Kitobni o'qish: «Жертва цивилизации»

Shrift:

© ООО «Издательство АСТ», 2025

Праведник

Бледные лучи лунного света робко прокрадываются сквозь маленькое запыленное окошечко и причудливыми бликами ложатся на лицо человека, сидящего с опущенной головой в каморке, убого меблированной.

Глубокие, черные тени пугливо прячутся во впадинах его изможденного, худого лица и только слегка бледнеют, ежатся и сокращаются, когда лицо поворачивается к окну.

Против него, совсем затушевываясь в густой тьме, помещается его собеседник. Последнего совсем не было бы заметно, если бы он по временам, в пылу горячего разговора, не приближал своей головы к полосе лунного света.

И тогда на его лице можно прочесть ужас и негодование.

Он изредка вставляет свои замечания и вопросы. Речь же другого, тихая и монотонная, льется как дождик в пасмурный осенний день.

– …И хотя вы исходите весь мир, не найдете ни добра, ни справедливости… Поверьте-с! Соо-орок лет!.. Сорок лет ищу ее, подлую, шарю по целому свету… И нет ни одного справедливого человека! Да-с! На что народ, народ-то наш православный, и то!.. Намедни говорю я Афимье, что через крыльцо у акцизного живет: «Эй, – говорю, – Афимья, не по-хорошему живешь! Солдат-то, что каждый вечер ходит на кухню, не муж ведь, чай, а? А ведь это грех… Уймись ты, – говорю, – Афимья, брось солдата, живи по-хорошему!» Так что же вы думали? Возьми она да расскажи это своему хахалю… Встречает он меня в переулке, к вечерне я шел, и шепчет: «Ты, – говорит, – барин, тово… Афимье не пой! А то я те, – говорит, – такое пение пропишу, что как по нотам…» Да кулачищем на меня…
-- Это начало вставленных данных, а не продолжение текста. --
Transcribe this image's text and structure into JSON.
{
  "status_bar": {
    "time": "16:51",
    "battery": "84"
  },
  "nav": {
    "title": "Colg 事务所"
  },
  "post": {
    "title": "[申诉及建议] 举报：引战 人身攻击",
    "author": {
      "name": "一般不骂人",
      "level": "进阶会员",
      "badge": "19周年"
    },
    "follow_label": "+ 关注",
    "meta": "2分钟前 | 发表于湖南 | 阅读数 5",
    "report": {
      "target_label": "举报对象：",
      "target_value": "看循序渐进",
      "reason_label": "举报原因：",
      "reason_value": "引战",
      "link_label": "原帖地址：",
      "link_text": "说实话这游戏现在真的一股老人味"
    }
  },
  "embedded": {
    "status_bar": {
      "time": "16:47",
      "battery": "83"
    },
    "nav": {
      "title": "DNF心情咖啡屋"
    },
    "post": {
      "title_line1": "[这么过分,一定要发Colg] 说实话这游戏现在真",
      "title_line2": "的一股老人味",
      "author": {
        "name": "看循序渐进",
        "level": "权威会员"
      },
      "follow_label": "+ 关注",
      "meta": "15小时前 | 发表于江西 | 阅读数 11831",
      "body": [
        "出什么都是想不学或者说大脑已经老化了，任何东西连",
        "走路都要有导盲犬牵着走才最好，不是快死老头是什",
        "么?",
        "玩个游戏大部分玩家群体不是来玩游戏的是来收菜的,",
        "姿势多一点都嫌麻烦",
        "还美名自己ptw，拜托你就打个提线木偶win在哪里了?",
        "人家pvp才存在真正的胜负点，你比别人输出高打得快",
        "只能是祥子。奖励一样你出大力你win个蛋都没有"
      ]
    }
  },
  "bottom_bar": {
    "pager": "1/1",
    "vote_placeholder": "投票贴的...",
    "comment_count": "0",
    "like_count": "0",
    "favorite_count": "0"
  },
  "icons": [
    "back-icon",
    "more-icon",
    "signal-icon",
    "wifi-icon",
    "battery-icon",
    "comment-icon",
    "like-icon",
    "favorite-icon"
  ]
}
– Известно, необразованность… – вздыхает хозяин.

– Какое! А выше-то лучше? – машет рукой оратор. – Один грех… Дело тоже такое вышло на днях. Сидим мы у Перепойкина, консисторского, пьем чай. Был и Турухтанов, знаете, что опекуном над карпычевскими сиротами назначили. Уж не знаю, как он их там опекает; а только, думаю себе, дело-то такое… соблазнительное. До греха рукой подать. А ежели что, то сирот жалко. Ежели, то есть, не по правде… И говорю я ему при всех, чтобы чувствительнее было и чтобы понял он, что я по правде. «Вот, – говорю, – Поликарп Семеныч, упредить тебя я хочу. Оно, конечно, ты, может, и честный человек… только не делай ты этого и сироток пожалей… Жалко ведь. Махонькие оне». И так это я хорошо сказал, что сам прослезился. А он, понимаете, вскакивает да на меня. «Это, – говорит, – что за намеки глупые!» – «И никаких намеков, – скромно я ему отвечаю, – нет; а плоть слаба, опять же махонькие оне… А ежели ты, – говорю, – пылишь и дымишь с первого слова, так это что-то подозрительно… Нет дыму без огня!» Не успел я этого, представьте, сказать, как он меня ручищей за воротник да об пол!.. Это за мою-то правильность! Тут шум, конечно, все повскочили; а я поднялся с полу, отряхнулся, взял шапку и говорю с христианским смирением: «Бог тебя простит, Поликарп Семеныч, только вижу я теперь, что подлец ты первостатейный, и сироток-то уж, без сомнения, обидишь, коли меня обидел…» Теперь, слышь, в суд на меня подает за оскорбление словами… А какое тут оскорбление? Одно назидание!..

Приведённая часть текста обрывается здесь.